Nous présentons ici un résumé de notre méthode de repérage en psychopathologie. La catégorisation que nous proposons est faite selon la prédominance étiologique, c'est-à-dire en se fiant à ce qui détermine majoritairement le tableau clinique. Miser sur l'origine étiologique (au sens très large du terme) pour se repérer va à l'inverse de l'empirisme des nomenclatures internationales telles que le DSM IV (voir : Le DSM IV) ou la CIM 10. En appliquant cette méthode étiologique, il en résulte cinq grandes catégories. Celles-ci sont hiérarchisées, elles combinent simultanément plusieurs considérations complémentaires et elle ne sont pas exclusives, car une étiologie n'exclut pas l'autre.Cette manière de voir conduit à proposer au sein de chaque catégorie des formes cliniques au sens tratidionnel du terme. Ces formes sont décrites dans des tableaux cliniques les plus caractéristiques possibles qui incluent à la fois les symptômes, le caractère, les conduites, et l'évoution dans le temps. Ce qu'on pourrait appeler l'ensemble de la personnalité.
PLAN DE L'ARTICLE
1 – Les trois pôles
L'idée de pôle
Tout être humain possède une organisation psychique. Il existe des variations de l’organisation psychique qui se font principalement sous l’influence de l’environnement relationnel, socioculturel et de la dynamique personnelle. L’influence environnementale concerne surtout les relations familiales de l'enfance, ainsi que les influences culturelles qui passent par le symbolique-représentationnel. Dans ce cas le primum movens étiologique est acquis, relationnel et interactif. Très dynamique durant l’enfance, l’organisation psychique prend des formes fixes à l’âge adulte.
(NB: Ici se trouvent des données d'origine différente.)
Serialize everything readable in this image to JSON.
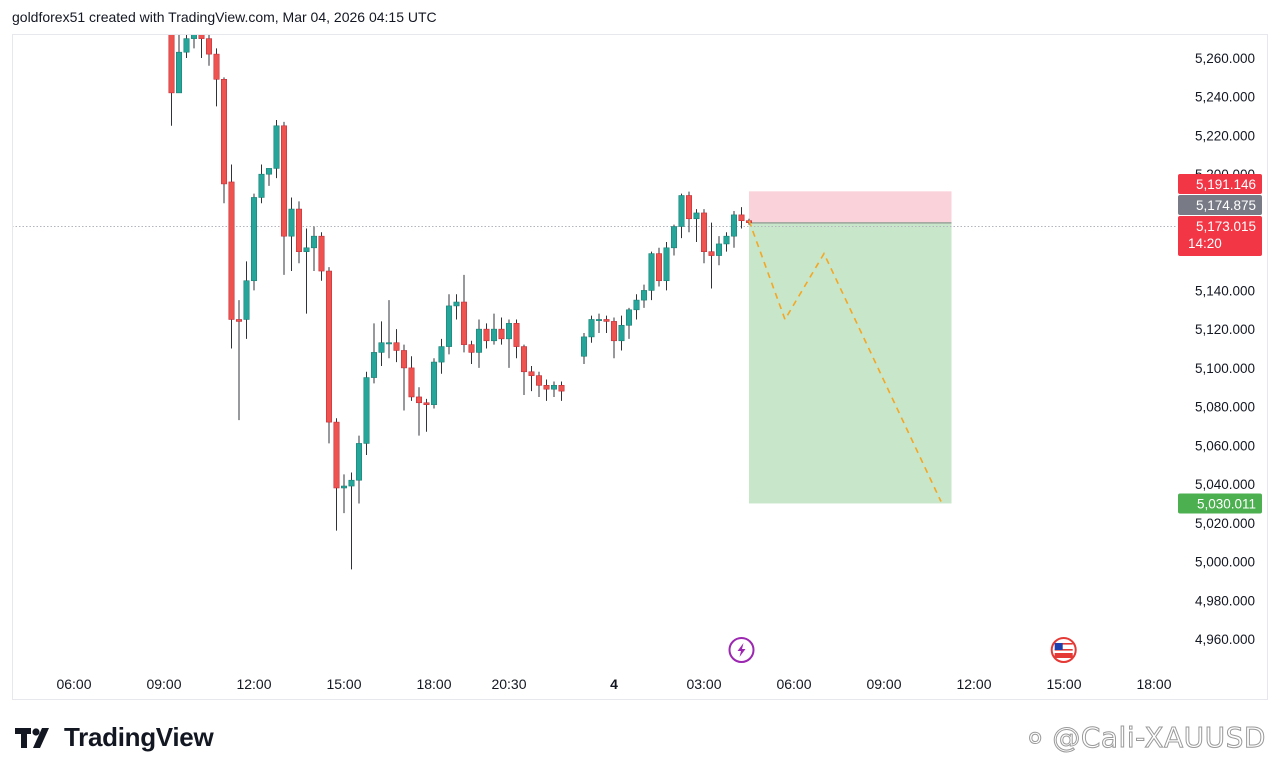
{
  "header": {
    "caption": "goldforex51 created with TradingView.com, Mar 04, 2026 04:15 UTC"
  },
  "brand": {
    "name": "TradingView",
    "logo_icon": "tradingview-logo-icon"
  },
  "watermark": {
    "text": "० @Cali-XAUUSD",
    "icon": "threads-icon"
  },
  "chart_data": {
    "type": "candlestick",
    "title": "",
    "xlabel": "",
    "ylabel": "",
    "ylim": [
      4946,
      5268
    ],
    "grid": false,
    "y_ticks": [
      "5,260.000",
      "5,240.000",
      "5,220.000",
      "5,200.000",
      "5,140.000",
      "5,120.000",
      "5,100.000",
      "5,080.000",
      "5,060.000",
      "5,040.000",
      "5,020.000",
      "5,000.000",
      "4,980.000",
      "4,960.000"
    ],
    "y_tick_values": [
      5260,
      5240,
      5220,
      5200,
      5140,
      5120,
      5100,
      5080,
      5060,
      5040,
      5020,
      5000,
      4980,
      4960
    ],
    "x_ticks": [
      {
        "label": "06:00",
        "hours": 6
      },
      {
        "label": "09:00",
        "hours": 9
      },
      {
        "label": "12:00",
        "hours": 12
      },
      {
        "label": "15:00",
        "hours": 15
      },
      {
        "label": "18:00",
        "hours": 18
      },
      {
        "label": "20:30",
        "hours": 20.5
      },
      {
        "label": "4",
        "hours": 24,
        "bold": true
      },
      {
        "label": "03:00",
        "hours": 27
      },
      {
        "label": "06:00",
        "hours": 30
      },
      {
        "label": "09:00",
        "hours": 33
      },
      {
        "label": "12:00",
        "hours": 36
      },
      {
        "label": "15:00",
        "hours": 39
      },
      {
        "label": "18:00",
        "hours": 42
      }
    ],
    "candle_interval_minutes": 15,
    "candles": [
      {
        "t": 9.25,
        "o": 5275,
        "h": 5285,
        "l": 5225,
        "c": 5242
      },
      {
        "t": 9.5,
        "o": 5242,
        "h": 5282,
        "l": 5242,
        "c": 5263
      },
      {
        "t": 9.75,
        "o": 5263,
        "h": 5280,
        "l": 5260,
        "c": 5270
      },
      {
        "t": 10.0,
        "o": 5270,
        "h": 5280,
        "l": 5265,
        "c": 5275
      },
      {
        "t": 10.25,
        "o": 5275,
        "h": 5280,
        "l": 5260,
        "c": 5270
      },
      {
        "t": 10.5,
        "o": 5270,
        "h": 5275,
        "l": 5256,
        "c": 5262
      },
      {
        "t": 10.75,
        "o": 5262,
        "h": 5265,
        "l": 5235,
        "c": 5249
      },
      {
        "t": 11.0,
        "o": 5249,
        "h": 5250,
        "l": 5185,
        "c": 5195
      },
      {
        "t": 11.25,
        "o": 5196,
        "h": 5205,
        "l": 5110,
        "c": 5125
      },
      {
        "t": 11.5,
        "o": 5125,
        "h": 5135,
        "l": 5073,
        "c": 5124
      },
      {
        "t": 11.75,
        "o": 5125,
        "h": 5155,
        "l": 5115,
        "c": 5145
      },
      {
        "t": 12.0,
        "o": 5145,
        "h": 5190,
        "l": 5140,
        "c": 5188
      },
      {
        "t": 12.25,
        "o": 5188,
        "h": 5205,
        "l": 5185,
        "c": 5200
      },
      {
        "t": 12.5,
        "o": 5200,
        "h": 5203,
        "l": 5194,
        "c": 5203
      },
      {
        "t": 12.75,
        "o": 5203,
        "h": 5228,
        "l": 5198,
        "c": 5225
      },
      {
        "t": 13.0,
        "o": 5225,
        "h": 5227,
        "l": 5148,
        "c": 5168
      },
      {
        "t": 13.25,
        "o": 5168,
        "h": 5188,
        "l": 5150,
        "c": 5182
      },
      {
        "t": 13.5,
        "o": 5182,
        "h": 5186,
        "l": 5154,
        "c": 5160
      },
      {
        "t": 13.75,
        "o": 5160,
        "h": 5172,
        "l": 5128,
        "c": 5162
      },
      {
        "t": 14.0,
        "o": 5162,
        "h": 5173,
        "l": 5150,
        "c": 5168
      },
      {
        "t": 14.25,
        "o": 5168,
        "h": 5170,
        "l": 5145,
        "c": 5150
      },
      {
        "t": 14.5,
        "o": 5150,
        "h": 5152,
        "l": 5061,
        "c": 5072
      },
      {
        "t": 14.75,
        "o": 5072,
        "h": 5074,
        "l": 5016,
        "c": 5038
      },
      {
        "t": 15.0,
        "o": 5038,
        "h": 5045,
        "l": 5025,
        "c": 5039
      },
      {
        "t": 15.25,
        "o": 5039,
        "h": 5046,
        "l": 4996,
        "c": 5042
      },
      {
        "t": 15.5,
        "o": 5042,
        "h": 5065,
        "l": 5030,
        "c": 5061
      },
      {
        "t": 15.75,
        "o": 5061,
        "h": 5098,
        "l": 5055,
        "c": 5095
      },
      {
        "t": 16.0,
        "o": 5095,
        "h": 5123,
        "l": 5092,
        "c": 5108
      },
      {
        "t": 16.25,
        "o": 5108,
        "h": 5124,
        "l": 5101,
        "c": 5113
      },
      {
        "t": 16.5,
        "o": 5113,
        "h": 5135,
        "l": 5105,
        "c": 5113
      },
      {
        "t": 16.75,
        "o": 5113,
        "h": 5120,
        "l": 5103,
        "c": 5109
      },
      {
        "t": 17.0,
        "o": 5109,
        "h": 5112,
        "l": 5078,
        "c": 5100
      },
      {
        "t": 17.25,
        "o": 5100,
        "h": 5106,
        "l": 5083,
        "c": 5085
      },
      {
        "t": 17.5,
        "o": 5085,
        "h": 5090,
        "l": 5065,
        "c": 5082
      },
      {
        "t": 17.75,
        "o": 5082,
        "h": 5084,
        "l": 5067,
        "c": 5081
      },
      {
        "t": 18.0,
        "o": 5081,
        "h": 5105,
        "l": 5079,
        "c": 5103
      },
      {
        "t": 18.25,
        "o": 5103,
        "h": 5115,
        "l": 5097,
        "c": 5111
      },
      {
        "t": 18.5,
        "o": 5111,
        "h": 5138,
        "l": 5107,
        "c": 5132
      },
      {
        "t": 18.75,
        "o": 5132,
        "h": 5138,
        "l": 5125,
        "c": 5134
      },
      {
        "t": 19.0,
        "o": 5134,
        "h": 5148,
        "l": 5108,
        "c": 5112
      },
      {
        "t": 19.25,
        "o": 5112,
        "h": 5114,
        "l": 5102,
        "c": 5108
      },
      {
        "t": 19.5,
        "o": 5108,
        "h": 5125,
        "l": 5100,
        "c": 5120
      },
      {
        "t": 19.75,
        "o": 5120,
        "h": 5123,
        "l": 5110,
        "c": 5114
      },
      {
        "t": 20.0,
        "o": 5114,
        "h": 5128,
        "l": 5112,
        "c": 5120
      },
      {
        "t": 20.25,
        "o": 5120,
        "h": 5126,
        "l": 5112,
        "c": 5115
      },
      {
        "t": 20.5,
        "o": 5115,
        "h": 5125,
        "l": 5100,
        "c": 5123
      },
      {
        "t": 20.75,
        "o": 5123,
        "h": 5125,
        "l": 5105,
        "c": 5111
      },
      {
        "t": 21.0,
        "o": 5111,
        "h": 5112,
        "l": 5086,
        "c": 5098
      },
      {
        "t": 21.25,
        "o": 5098,
        "h": 5101,
        "l": 5088,
        "c": 5096
      },
      {
        "t": 21.5,
        "o": 5096,
        "h": 5098,
        "l": 5085,
        "c": 5091
      },
      {
        "t": 21.75,
        "o": 5091,
        "h": 5094,
        "l": 5083,
        "c": 5089
      },
      {
        "t": 22.0,
        "o": 5089,
        "h": 5093,
        "l": 5085,
        "c": 5091
      },
      {
        "t": 22.25,
        "o": 5091,
        "h": 5093,
        "l": 5083,
        "c": 5088
      },
      {
        "t": 23.0,
        "o": 5106,
        "h": 5118,
        "l": 5102,
        "c": 5116
      },
      {
        "t": 23.25,
        "o": 5116,
        "h": 5127,
        "l": 5113,
        "c": 5125
      },
      {
        "t": 23.5,
        "o": 5125,
        "h": 5128,
        "l": 5118,
        "c": 5125
      },
      {
        "t": 23.75,
        "o": 5125,
        "h": 5127,
        "l": 5118,
        "c": 5124
      },
      {
        "t": 24.0,
        "o": 5124,
        "h": 5126,
        "l": 5105,
        "c": 5114
      },
      {
        "t": 24.25,
        "o": 5114,
        "h": 5127,
        "l": 5109,
        "c": 5122
      },
      {
        "t": 24.5,
        "o": 5122,
        "h": 5131,
        "l": 5115,
        "c": 5130
      },
      {
        "t": 24.75,
        "o": 5130,
        "h": 5138,
        "l": 5125,
        "c": 5135
      },
      {
        "t": 25.0,
        "o": 5135,
        "h": 5143,
        "l": 5131,
        "c": 5140
      },
      {
        "t": 25.25,
        "o": 5140,
        "h": 5160,
        "l": 5135,
        "c": 5159
      },
      {
        "t": 25.5,
        "o": 5159,
        "h": 5162,
        "l": 5142,
        "c": 5145
      },
      {
        "t": 25.75,
        "o": 5145,
        "h": 5165,
        "l": 5140,
        "c": 5162
      },
      {
        "t": 26.0,
        "o": 5162,
        "h": 5174,
        "l": 5158,
        "c": 5173
      },
      {
        "t": 26.25,
        "o": 5173,
        "h": 5190,
        "l": 5167,
        "c": 5189
      },
      {
        "t": 26.5,
        "o": 5189,
        "h": 5191,
        "l": 5170,
        "c": 5177
      },
      {
        "t": 26.75,
        "o": 5177,
        "h": 5182,
        "l": 5165,
        "c": 5180
      },
      {
        "t": 27.0,
        "o": 5180,
        "h": 5182,
        "l": 5154,
        "c": 5160
      },
      {
        "t": 27.25,
        "o": 5160,
        "h": 5175,
        "l": 5141,
        "c": 5158
      },
      {
        "t": 27.5,
        "o": 5158,
        "h": 5168,
        "l": 5153,
        "c": 5164
      },
      {
        "t": 27.75,
        "o": 5164,
        "h": 5170,
        "l": 5160,
        "c": 5168
      },
      {
        "t": 28.0,
        "o": 5168,
        "h": 5181,
        "l": 5162,
        "c": 5179
      },
      {
        "t": 28.25,
        "o": 5179,
        "h": 5183,
        "l": 5172,
        "c": 5176
      },
      {
        "t": 28.5,
        "o": 5176,
        "h": 5177,
        "l": 5174,
        "c": 5175
      }
    ],
    "colors": {
      "up": "#26a69a",
      "down": "#ef5350",
      "up_dark": "#1b7f74",
      "down_dark": "#c2303a"
    },
    "current_price": 5173.015,
    "position": {
      "type": "short",
      "stop": 5191.146,
      "entry": 5174.875,
      "target": 5030.011,
      "start_hours": 28.5,
      "end_hours": 35.25,
      "stop_fill": "#fad3da",
      "target_fill": "#c8e6c9"
    },
    "projection_path": [
      {
        "hours": 28.5,
        "price": 5176
      },
      {
        "hours": 29.7,
        "price": 5125
      },
      {
        "hours": 31.0,
        "price": 5159
      },
      {
        "hours": 34.9,
        "price": 5031
      }
    ],
    "projection_color": "#f5a623",
    "price_labels": [
      {
        "text": "5,191.146",
        "color": "#f23645",
        "price": 5191.146
      },
      {
        "text": "5,174.875",
        "color": "#787b86",
        "price": 5174.875
      },
      {
        "text": "5,173.015",
        "sub": "14:20",
        "color": "#f23645",
        "price": 5173.015
      },
      {
        "text": "5,030.011",
        "color": "#4caf50",
        "price": 5030.011
      }
    ],
    "events": [
      {
        "icon": "lightning-icon",
        "hours": 28.25,
        "color": "#9c27b0"
      },
      {
        "icon": "us-flag-icon",
        "hours": 38.99,
        "color": "#e53935"
      }
    ]
  }
}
1/ Comme principe du repérage nous considérons que les déterminations relationnelles sont prédominantes et produisent des formes d’organisation psychique stables 2/ Nous suggérons une méthode de repérage par "pôles" pour éviter d'avoir des cases trop délimitées et afin de respecter les nuances.
3/ Pour une orientation diagnostique, nous proposons une démarche qui associe les formes d'organisation psychique, les tableaux cliniques correspondants et les étapes cruciales de la vie. Il s’avère en effet que les trois sont parfois particulièrement concordantes.
Le résultat : trois pôles
Reprenant les termes de la psychopathologie européenne traditionnelle, nous considérons
- un « pôle névrotique » caractérisé par un fonctionnement psychique élaboré, mais avec des conflits,
-un « pôle psychotique » avec un fonctionnement psychique archaïque et déréalisant et
-un « pôle intermédiaire » (dit par certains "borderline" ou "limite"), qui lui-même se subdivise en deux selon que domine les problèmes narcissiques ou les aménagements pervers.
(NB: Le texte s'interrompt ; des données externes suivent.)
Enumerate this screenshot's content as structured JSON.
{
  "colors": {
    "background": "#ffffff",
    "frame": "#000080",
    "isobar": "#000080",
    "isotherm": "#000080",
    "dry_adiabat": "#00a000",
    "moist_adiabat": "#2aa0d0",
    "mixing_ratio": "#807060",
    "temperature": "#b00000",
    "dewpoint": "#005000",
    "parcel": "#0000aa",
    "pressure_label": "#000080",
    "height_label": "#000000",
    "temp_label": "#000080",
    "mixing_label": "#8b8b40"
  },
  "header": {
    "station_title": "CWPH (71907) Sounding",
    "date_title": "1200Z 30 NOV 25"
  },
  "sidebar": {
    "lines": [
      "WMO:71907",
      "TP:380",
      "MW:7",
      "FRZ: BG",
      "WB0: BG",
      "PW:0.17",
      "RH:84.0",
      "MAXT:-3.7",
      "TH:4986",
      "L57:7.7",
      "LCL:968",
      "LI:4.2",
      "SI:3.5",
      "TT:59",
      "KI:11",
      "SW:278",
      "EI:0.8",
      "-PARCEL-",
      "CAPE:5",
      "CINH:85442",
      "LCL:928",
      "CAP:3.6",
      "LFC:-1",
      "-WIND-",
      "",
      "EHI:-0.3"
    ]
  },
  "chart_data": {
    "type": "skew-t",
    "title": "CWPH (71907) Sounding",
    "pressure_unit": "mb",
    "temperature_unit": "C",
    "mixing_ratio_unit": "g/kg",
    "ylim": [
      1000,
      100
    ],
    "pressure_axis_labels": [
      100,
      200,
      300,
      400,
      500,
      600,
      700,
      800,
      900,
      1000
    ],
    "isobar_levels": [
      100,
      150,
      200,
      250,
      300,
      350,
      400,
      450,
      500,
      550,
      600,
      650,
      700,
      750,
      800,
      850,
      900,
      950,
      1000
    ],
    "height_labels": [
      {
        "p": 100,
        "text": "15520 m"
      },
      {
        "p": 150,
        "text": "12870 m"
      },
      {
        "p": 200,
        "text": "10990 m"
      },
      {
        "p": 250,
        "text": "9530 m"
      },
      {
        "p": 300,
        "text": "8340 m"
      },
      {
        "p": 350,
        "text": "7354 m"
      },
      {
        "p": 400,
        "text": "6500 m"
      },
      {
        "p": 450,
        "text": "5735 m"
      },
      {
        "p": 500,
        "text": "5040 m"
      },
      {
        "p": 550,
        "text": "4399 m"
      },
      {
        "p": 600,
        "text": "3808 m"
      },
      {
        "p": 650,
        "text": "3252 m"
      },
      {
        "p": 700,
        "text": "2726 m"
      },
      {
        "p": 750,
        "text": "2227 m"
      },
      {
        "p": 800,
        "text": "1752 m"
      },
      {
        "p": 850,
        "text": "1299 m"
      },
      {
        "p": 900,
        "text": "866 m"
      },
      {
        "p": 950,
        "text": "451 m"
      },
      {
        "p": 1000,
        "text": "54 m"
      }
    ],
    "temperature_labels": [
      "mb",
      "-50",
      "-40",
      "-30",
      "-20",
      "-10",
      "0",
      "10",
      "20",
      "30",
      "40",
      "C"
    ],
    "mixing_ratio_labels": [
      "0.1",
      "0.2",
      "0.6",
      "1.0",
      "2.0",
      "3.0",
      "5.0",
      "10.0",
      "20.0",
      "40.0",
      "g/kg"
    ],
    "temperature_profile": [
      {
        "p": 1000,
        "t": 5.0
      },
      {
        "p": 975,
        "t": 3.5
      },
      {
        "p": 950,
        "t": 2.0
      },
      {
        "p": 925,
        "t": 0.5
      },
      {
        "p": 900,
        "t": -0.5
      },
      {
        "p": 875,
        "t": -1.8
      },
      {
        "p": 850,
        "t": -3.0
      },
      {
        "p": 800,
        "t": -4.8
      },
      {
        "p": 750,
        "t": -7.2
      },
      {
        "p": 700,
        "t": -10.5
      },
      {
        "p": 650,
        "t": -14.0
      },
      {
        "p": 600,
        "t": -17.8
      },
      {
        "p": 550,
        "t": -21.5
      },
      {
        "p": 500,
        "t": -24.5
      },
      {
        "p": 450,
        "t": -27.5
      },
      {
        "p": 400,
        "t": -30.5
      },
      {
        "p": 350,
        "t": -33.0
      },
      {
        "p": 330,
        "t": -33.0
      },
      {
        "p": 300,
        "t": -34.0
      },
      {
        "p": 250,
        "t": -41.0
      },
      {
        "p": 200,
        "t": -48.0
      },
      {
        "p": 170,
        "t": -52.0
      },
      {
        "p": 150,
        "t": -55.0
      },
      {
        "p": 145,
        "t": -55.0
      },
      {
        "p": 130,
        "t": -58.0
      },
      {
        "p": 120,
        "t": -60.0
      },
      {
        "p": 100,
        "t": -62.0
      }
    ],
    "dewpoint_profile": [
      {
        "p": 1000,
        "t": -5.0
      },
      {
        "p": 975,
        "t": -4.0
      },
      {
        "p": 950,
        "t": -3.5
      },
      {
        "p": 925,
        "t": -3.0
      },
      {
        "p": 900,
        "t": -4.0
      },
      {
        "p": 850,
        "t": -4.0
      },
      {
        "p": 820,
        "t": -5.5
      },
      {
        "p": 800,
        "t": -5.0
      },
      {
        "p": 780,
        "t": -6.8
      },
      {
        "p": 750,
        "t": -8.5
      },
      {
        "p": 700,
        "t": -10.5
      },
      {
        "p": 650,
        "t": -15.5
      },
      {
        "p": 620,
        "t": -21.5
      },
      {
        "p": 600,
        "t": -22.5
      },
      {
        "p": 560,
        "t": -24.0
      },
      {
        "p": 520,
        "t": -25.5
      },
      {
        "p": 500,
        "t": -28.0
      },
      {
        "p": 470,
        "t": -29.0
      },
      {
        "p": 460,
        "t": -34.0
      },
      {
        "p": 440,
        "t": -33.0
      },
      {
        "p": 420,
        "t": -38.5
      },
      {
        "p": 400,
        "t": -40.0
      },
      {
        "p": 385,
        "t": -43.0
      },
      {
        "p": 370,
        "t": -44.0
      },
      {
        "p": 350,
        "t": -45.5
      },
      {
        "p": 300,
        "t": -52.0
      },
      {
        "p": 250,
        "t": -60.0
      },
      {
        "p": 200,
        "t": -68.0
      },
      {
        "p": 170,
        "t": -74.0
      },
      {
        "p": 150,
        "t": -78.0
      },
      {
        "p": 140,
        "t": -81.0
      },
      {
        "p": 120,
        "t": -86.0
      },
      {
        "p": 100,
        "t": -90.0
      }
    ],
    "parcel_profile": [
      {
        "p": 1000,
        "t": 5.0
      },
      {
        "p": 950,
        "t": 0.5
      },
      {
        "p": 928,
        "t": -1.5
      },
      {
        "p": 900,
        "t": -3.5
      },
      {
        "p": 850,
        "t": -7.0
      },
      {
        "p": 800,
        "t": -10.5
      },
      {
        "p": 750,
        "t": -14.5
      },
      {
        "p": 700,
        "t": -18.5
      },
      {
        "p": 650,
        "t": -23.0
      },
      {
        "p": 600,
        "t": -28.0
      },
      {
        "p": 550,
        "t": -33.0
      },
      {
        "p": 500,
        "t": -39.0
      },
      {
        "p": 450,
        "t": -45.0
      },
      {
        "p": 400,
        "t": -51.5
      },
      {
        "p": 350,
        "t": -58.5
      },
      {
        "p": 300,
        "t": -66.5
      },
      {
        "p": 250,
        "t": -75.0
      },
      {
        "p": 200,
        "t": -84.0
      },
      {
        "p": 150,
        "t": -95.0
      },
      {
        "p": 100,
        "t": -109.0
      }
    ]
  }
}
On peut considérer que chaque pôle donne une sphère d'influence dont les limites son floues, au sein desquelles se distribuent les différents types de personnalitésidentifiables.
2 – Les maladies multifactorielles
L'idée de maladie à facteur multiple
Les données récentes en génétique et en neurobiologie amènent à penser qu'il existe des distorsions du psychisme sous l’influence de modifications biologiques mal déterminées à l’heure actuelle, mais en partie d’origine génétique et peut-être dues à des influences ayant eu lieu pendant la vie intra utérine.
Dans ce cas le primum movens étiologique est biologique. Il est quelque peu interactif mais évolue surtout selon une dynamique propre. Le tableau clinique apparaît à un âge donné et évolue de manière stéréotypée. Ces maladies sont multifactorielles dans la mesure où l'environnement sous une forme biologique (toxique, infectieuse, alimentaire, etc.) ou relationnelle, intervient également.
Le principe consiste à repérer les cas où les distorsions biologiques sont prédominantes et viennent produire des distorsions psychiques considérables
Le résultat : six groupes
Nous reprenons ici la nosologie psychiatrique. Elle s’est constituée sur la recherche de tableaux cliniques homogènes et dans ce cas c’est le bon procédé car il y a une concordance entre les tableaux cliniques et l’étiologie.
Nous considérons :
- les « démences », dans lesquelles une diminution du nombre de neurones actifs provoque les troubles.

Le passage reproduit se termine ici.